Pour la R&D, Thierry Landron est entouré de Nicolas Cousin, un chef étoilé. Il a aussi trois conseillers extérieurs : Thierry Finet (chef étoilé), Laurent Schréber (ex-Bocuse) et Florent Laden (Auberge du Vermont à Boeschepe).
Thierry Landron informe constamment ses collaborateurs (140 CDI, soit 200 équivalents temps plein) des décisions et des orientations prises. «Tous les maillons de l’entreprise sont importants, tous doivent s’impliquer, se défoncer. Mon slogan est : partager, s’impliquer, se respecter», telle sera la conclusion de l’agrogastronome. A Terre des Lys, cadres, ouvriers, cuisiniers ont tous la même prime de participation.
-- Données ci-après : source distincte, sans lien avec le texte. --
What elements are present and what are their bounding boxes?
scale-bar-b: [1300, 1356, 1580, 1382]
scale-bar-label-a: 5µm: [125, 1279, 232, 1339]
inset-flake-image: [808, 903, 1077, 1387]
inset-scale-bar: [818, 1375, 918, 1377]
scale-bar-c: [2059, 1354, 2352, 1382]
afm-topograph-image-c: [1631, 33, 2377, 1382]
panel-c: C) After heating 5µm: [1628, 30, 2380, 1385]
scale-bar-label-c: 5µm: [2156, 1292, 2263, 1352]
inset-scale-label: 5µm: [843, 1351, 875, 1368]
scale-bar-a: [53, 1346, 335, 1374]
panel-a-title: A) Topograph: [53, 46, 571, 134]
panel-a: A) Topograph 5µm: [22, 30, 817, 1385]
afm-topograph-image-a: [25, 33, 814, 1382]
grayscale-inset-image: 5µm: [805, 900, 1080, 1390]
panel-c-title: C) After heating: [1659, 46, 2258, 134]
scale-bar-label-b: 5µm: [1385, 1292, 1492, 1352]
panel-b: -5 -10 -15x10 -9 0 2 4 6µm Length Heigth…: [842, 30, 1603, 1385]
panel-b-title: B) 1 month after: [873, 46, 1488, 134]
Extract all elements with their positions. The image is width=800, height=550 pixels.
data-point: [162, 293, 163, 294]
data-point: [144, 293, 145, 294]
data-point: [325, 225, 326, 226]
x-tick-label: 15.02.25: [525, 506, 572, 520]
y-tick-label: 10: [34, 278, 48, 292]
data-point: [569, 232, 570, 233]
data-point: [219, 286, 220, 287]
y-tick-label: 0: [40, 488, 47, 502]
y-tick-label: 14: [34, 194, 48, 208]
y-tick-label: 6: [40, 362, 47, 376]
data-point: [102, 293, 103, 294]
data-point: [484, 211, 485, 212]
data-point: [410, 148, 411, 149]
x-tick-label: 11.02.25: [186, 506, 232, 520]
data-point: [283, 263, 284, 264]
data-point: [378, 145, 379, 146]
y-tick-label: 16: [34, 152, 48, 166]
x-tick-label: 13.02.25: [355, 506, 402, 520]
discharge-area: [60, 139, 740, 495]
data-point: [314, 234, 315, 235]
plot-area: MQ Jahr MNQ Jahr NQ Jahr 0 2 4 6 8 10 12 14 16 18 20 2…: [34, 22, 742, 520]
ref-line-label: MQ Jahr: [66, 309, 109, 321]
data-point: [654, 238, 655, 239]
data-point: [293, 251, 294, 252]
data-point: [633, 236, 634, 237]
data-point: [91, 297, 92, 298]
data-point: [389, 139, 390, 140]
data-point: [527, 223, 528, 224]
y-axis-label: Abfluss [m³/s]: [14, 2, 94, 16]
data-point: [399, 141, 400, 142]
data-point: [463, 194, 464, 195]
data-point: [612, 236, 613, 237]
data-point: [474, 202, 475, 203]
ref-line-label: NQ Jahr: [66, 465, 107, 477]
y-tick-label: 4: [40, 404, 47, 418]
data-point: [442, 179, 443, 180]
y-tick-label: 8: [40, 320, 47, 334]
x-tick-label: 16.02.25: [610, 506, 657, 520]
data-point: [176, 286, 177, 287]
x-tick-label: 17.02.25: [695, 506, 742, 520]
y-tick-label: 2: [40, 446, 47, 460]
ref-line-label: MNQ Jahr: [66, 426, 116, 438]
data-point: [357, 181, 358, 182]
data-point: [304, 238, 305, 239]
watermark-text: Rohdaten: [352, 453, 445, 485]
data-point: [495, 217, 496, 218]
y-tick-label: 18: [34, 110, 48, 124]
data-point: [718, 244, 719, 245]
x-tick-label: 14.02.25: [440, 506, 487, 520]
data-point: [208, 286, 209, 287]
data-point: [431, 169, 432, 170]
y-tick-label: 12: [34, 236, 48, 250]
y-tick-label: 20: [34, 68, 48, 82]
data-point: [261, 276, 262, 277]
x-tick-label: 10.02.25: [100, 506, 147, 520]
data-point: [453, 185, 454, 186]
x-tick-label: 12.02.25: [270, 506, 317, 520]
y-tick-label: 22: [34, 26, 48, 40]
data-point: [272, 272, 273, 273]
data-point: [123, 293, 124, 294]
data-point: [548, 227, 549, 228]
Un riche parcours professionnel
Dans les champs de l’exploitation paternelle, près de Noyon (Oise), Thierry adolescent rêvait d’horizons lointains quand les avions de la base voisine survolaient le tracteur. Il ne sera pas agriculteur : école de commerce à Paris et les voyages ! Responsable export Afrique et Moyen-Orient pour Vitaflor (farine de blé) de 1983 à 1985, puis Danone (branche yaourt, siège social à Lesquin) pendant quatre années. Toujours dans l’agroalimentaire, il intègre ensuite Labeyrie en tant que directeur régional Grand-Nord jusque 1995. Il veut être patron et devient directeur commercial associé d’une PME dunkerquoise, Appétit marine, de 1996 à 2000. Avec son acolyte, Jean-Jacques Six, ils vendent la société à un groupe étranger qui sera plus tard Marine Harvest. Pendant trois ans, il en sera le directeur général. Mais l’inertie d’un grand groupe pour la prise de décision lui pèse, son espace de liberté est compliqué. C’est pourquoi, en 2003, il se lance et reprend une boîte en difficulté : Porlys, à Aire-sur-la-Lys, sur la RN43.
Le produit Terre des Lys que l’on trouve dans les supermarchés des USA.